Collapsed bridge fixers fined
SUDBURY, Ont. — Ask anybody who lives in this Northern Ontario community what he was doing the day the bridge on highway 17 collapsed and he’ll tell you.
But probably not as vividly as Dave Kozachenko.
He had just driven his pick-up truck under the structure and watched, in his rear view mirror, as it crashed down onto the road behind him.
“I’ve never come that close to getting killed,” Kozachenko told a local newspaper. “Someone up there must still want me around.”
The overpass had been closed for repairs to concrete deterioration on the 30-year-old-structure. But the metal beams jacking up the bridge’s mainframe gave way.

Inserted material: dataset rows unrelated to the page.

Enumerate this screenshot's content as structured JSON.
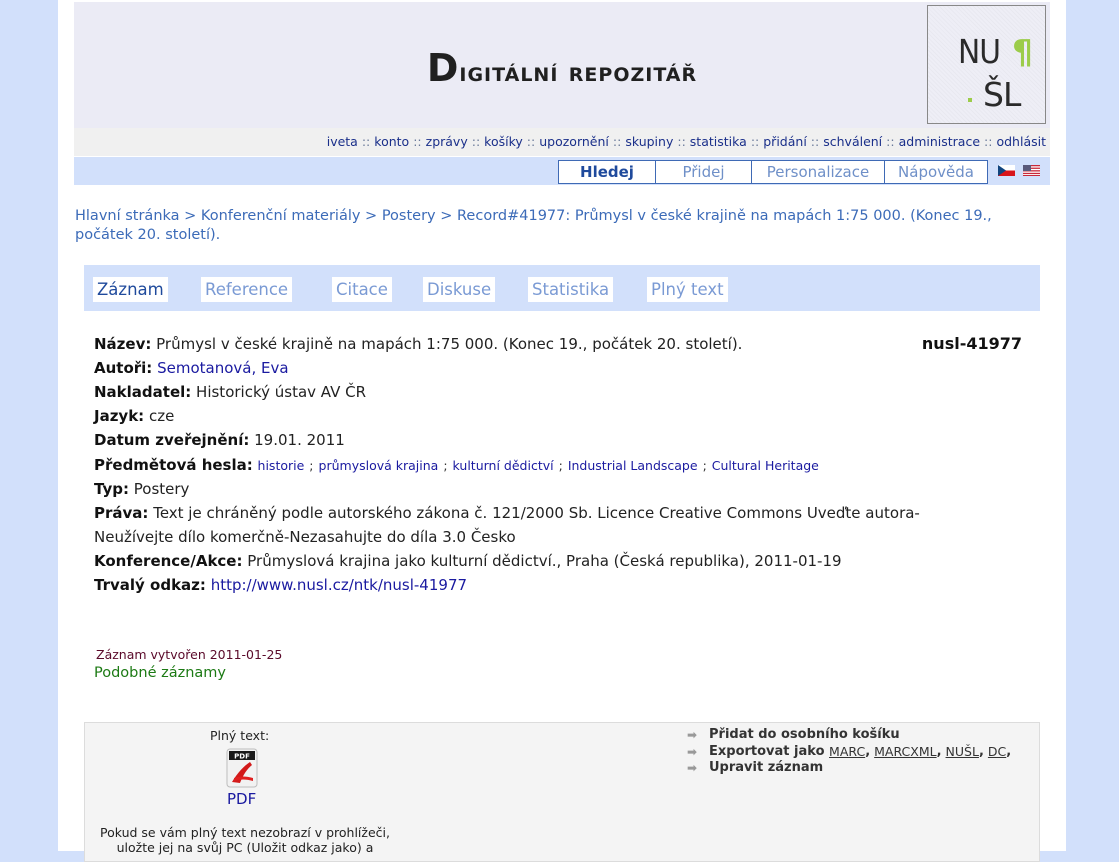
{
  "header": {
    "site_title_first": "D",
    "site_title_rest": "igitální repozitář",
    "logo": {
      "line1": "NU",
      "pilcrow": "¶",
      "line2": "ŠL"
    }
  },
  "userbar": {
    "links": [
      "iveta",
      "konto",
      "zprávy",
      "košíky",
      "upozornění",
      "skupiny",
      "statistika",
      "přidání",
      "schválení",
      "administrace",
      "odhlásit"
    ],
    "separator": "::"
  },
  "nav": {
    "tabs": [
      {
        "label": "Hledej",
        "active": true
      },
      {
        "label": "Přidej",
        "active": false
      },
      {
        "label": "Personalizace",
        "active": false
      },
      {
        "label": "Nápověda",
        "active": false
      }
    ],
    "flags": [
      "czech-flag-icon",
      "us-flag-icon"
    ]
  },
  "breadcrumb": {
    "items": [
      "Hlavní stránka",
      "Konferenční materiály",
      "Postery"
    ],
    "separator": ">",
    "current": "Record#41977: Průmysl v české krajině na mapách 1:75 000. (Konec 19., počátek 20. století)."
  },
  "record_tabs": [
    {
      "label": "Záznam",
      "active": true
    },
    {
      "label": "Reference",
      "active": false
    },
    {
      "label": "Citace",
      "active": false
    },
    {
      "label": "Diskuse",
      "active": false
    },
    {
      "label": "Statistika",
      "active": false
    },
    {
      "label": "Plný text",
      "active": false
    }
  ],
  "record": {
    "id": "nusl-41977",
    "title_label": "Název:",
    "title": "Průmysl v české krajině na mapách 1:75 000. (Konec 19., počátek 20. století).",
    "authors_label": "Autoři:",
    "authors": "Semotanová, Eva",
    "publisher_label": "Nakladatel:",
    "publisher": "Historický ústav AV ČR",
    "language_label": "Jazyk:",
    "language": "cze",
    "date_label": "Datum zveřejnění:",
    "date": "19.01. 2011",
    "keywords_label": "Předmětová hesla:",
    "keywords": [
      "historie",
      "průmyslová krajina",
      "kulturní dědictví",
      "Industrial Landscape",
      "Cultural Heritage"
    ],
    "keyword_separator": ";",
    "type_label": "Typ:",
    "type": "Postery",
    "rights_label": "Práva:",
    "rights_line1": "Text je chráněný podle autorského zákona č. 121/2000 Sb. Licence Creative Commons Uveďte autora-",
    "rights_line2": "Neužívejte dílo komerčně-Nezasahujte do díla 3.0 Česko",
    "conference_label": "Konference/Akce:",
    "conference": "Průmyslová krajina jako kulturní dědictví., Praha (Česká republika), 2011-01-19",
    "permalink_label": "Trvalý odkaz:",
    "permalink": "http://www.nusl.cz/ntk/nusl-41977"
  },
  "created": "Záznam vytvořen 2011-01-25",
  "similar": "Podobné záznamy",
  "fulltext": {
    "label": "Plný text:",
    "pdf_label": "PDF",
    "note_line1": "Pokud se vám plný text nezobrazí v prohlížeči,",
    "note_line2": "uložte jej na svůj PC (Uložit odkaz jako) a"
  },
  "actions": {
    "add_basket": "Přidat do osobního košíku",
    "export_label": "Exportovat jako",
    "export_formats": [
      "MARC",
      "MARCXML",
      "NUŠL",
      "DC"
    ],
    "edit": "Upravit záznam"
  }
}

The bridge spanned one of the most important arteries in town — Lorne Street, linking the city with the main facilities of Vale Inco, the town’s largest employer. It’s a main thoroughfare. Hundreds of heavy-duty trucks go under the bridge daily.

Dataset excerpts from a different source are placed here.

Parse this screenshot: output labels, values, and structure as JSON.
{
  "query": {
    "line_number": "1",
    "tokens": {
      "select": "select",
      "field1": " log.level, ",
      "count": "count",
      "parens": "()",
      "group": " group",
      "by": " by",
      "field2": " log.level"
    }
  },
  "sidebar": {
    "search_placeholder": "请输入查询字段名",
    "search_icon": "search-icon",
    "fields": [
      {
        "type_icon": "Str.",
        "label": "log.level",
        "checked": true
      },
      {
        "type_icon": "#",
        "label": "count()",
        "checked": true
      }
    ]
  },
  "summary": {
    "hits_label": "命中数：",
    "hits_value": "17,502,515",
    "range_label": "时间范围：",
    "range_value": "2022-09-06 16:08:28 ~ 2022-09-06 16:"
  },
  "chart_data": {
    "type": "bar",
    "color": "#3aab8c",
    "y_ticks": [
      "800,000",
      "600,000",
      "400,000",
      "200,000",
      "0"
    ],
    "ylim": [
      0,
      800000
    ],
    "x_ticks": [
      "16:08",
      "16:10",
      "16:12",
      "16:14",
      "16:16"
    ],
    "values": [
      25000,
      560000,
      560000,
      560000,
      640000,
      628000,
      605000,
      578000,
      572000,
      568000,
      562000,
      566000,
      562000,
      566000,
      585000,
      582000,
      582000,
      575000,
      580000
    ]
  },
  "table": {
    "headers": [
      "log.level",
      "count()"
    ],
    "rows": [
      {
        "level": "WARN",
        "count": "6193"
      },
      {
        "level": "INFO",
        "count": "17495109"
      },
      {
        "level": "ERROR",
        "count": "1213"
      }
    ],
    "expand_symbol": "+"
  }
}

According to local media reports this week a provincial court judge in Sudbury slapped the engineering firm repairing the structure with a $130,000 fine and one of its supervisors was told to pay $10 grand.
The company Nor Eng was convicted of five counts of failing to ensure that the bridge construction was undertaken safely, and supervisor Glenn Bot was convicted as well.
In addition to the fines, the court imposed a 25-percent victim fine surcharge on the total, as required by the Provincial Offences Act.